Conjugate gradient methods for high-dimensional GLMMs
Andrea Pandolfi, Omiros Papaspiliopoulos, Giacomo Zanella
TL;DR
This work addresses the computational bottleneck in fitting high-dimensional GLMMs, where posterior precision ${\boldsymbol{Q}}$ combines a diagonal prior with a dense likelihood contribution ${\boldsymbol{V}}^{T} {\boldsymbol{\Omega}} {\boldsymbol{V}}$. It shows that exact Cholesky factorization becomes impractical for typical crossed designs because of fill-ins, and proposes a conjugate gradient (CG) sampler that solves ${\boldsymbol{Q}}{\boldsymbol{\theta}}={\boldsymbol{b}}$ to draw approximate Gaussian samples, with a total cost that scales linearly in $N$ and $p$ under realistic spectra.

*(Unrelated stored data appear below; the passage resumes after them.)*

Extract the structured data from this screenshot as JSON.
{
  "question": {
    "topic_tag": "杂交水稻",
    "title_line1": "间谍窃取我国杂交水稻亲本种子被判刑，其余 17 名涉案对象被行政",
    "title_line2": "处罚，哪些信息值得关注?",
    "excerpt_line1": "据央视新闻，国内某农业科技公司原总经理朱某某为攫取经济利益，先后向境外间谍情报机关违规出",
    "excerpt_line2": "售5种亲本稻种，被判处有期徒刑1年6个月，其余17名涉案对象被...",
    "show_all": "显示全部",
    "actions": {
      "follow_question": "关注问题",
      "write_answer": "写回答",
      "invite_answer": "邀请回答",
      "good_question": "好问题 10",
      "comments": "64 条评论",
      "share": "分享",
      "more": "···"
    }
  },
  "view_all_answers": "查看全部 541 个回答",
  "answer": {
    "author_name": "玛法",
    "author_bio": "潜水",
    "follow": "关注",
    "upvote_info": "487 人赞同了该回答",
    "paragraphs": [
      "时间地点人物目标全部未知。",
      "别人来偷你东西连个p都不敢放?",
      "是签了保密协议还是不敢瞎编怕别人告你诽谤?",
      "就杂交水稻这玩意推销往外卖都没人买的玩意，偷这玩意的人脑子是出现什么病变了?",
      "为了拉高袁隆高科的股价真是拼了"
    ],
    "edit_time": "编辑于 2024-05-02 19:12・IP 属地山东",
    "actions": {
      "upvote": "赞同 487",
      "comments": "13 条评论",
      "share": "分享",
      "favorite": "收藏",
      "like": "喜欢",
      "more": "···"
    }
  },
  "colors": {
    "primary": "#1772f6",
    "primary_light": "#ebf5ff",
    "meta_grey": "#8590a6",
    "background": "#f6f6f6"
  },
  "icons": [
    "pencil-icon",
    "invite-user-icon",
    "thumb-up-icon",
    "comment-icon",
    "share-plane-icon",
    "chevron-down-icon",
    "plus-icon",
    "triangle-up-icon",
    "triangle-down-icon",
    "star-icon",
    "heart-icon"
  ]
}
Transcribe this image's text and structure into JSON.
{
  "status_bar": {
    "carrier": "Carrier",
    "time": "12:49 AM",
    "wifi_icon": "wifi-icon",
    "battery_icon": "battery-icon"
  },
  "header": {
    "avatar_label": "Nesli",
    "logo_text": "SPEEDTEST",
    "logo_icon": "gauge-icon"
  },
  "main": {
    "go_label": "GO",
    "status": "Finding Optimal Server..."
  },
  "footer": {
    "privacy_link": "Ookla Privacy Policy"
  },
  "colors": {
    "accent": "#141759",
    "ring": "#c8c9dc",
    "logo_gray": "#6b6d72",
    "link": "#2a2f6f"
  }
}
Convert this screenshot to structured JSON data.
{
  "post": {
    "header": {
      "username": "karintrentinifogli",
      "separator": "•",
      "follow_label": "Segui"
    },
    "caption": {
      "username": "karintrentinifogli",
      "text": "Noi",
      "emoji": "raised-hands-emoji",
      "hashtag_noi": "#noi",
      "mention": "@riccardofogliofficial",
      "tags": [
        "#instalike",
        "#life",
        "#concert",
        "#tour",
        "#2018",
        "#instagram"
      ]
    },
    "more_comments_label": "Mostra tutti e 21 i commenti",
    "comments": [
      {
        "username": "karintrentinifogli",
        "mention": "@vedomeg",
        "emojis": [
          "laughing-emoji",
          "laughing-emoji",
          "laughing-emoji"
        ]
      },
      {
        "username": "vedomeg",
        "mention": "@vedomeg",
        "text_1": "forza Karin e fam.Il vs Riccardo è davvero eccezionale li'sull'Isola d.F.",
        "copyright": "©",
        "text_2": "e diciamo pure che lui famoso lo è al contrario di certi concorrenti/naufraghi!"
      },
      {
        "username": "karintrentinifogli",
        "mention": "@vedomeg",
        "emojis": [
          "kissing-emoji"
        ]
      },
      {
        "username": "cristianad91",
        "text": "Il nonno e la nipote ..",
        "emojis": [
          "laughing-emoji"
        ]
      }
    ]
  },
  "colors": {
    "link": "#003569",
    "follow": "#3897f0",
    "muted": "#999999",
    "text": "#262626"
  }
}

The paper develops a detailed spectral analysis, including Jacobi preconditioning and connections to the adjacency structure of a multi-partite graph, to prove that CG converges in a dimension-free number of iterations for many designs, while identifying graph-structural conditions under which convergence deteriorates. Numerical experiments on real and large-scale simulated data (including voter turnout, instructor evaluations, and MovieLens-25M) confirm the theory: CG often matches or outperforms Cholesky in cost and scales to millions of observations, though nested designs can slow convergence. The results provide principled guidelines on when CG-based sampling is advantageous and offer a framework tying linear-algebraic performance to the underlying graph structure of crossed random effects.
Abstract
Generalized linear mixed models (GLMMs) are a widely used tool in statistical analysis. The main bottleneck of many computational approaches lies in the inversion of the high dimensional precision matrices associated with the random effects. Such matrices are typically sparse; however, the sparsity pattern resembles a multi partite random graph, which does not lend itself well to default sparse linear algebra techniques. Notably, we show that, for typical GLMMs, the Cholesky factor is dense even when the original precision is sparse. We thus turn to approximate iterative techniques, in particular to the conjugate gradient (CG) method. We combine a detailed analysis of the spectrum of said precision matrices with results from random graph theory to show that CG-based methods applied to high-dimensional GLMMs typically achieve a fixed approximation error with a total cost that scales linearly with the number of parameters and observations. Numerical illustrations with both real and simulated data confirm the theoretical findings, while at the same time illustrating situations, such as nested structures, where CG-based methods struggle.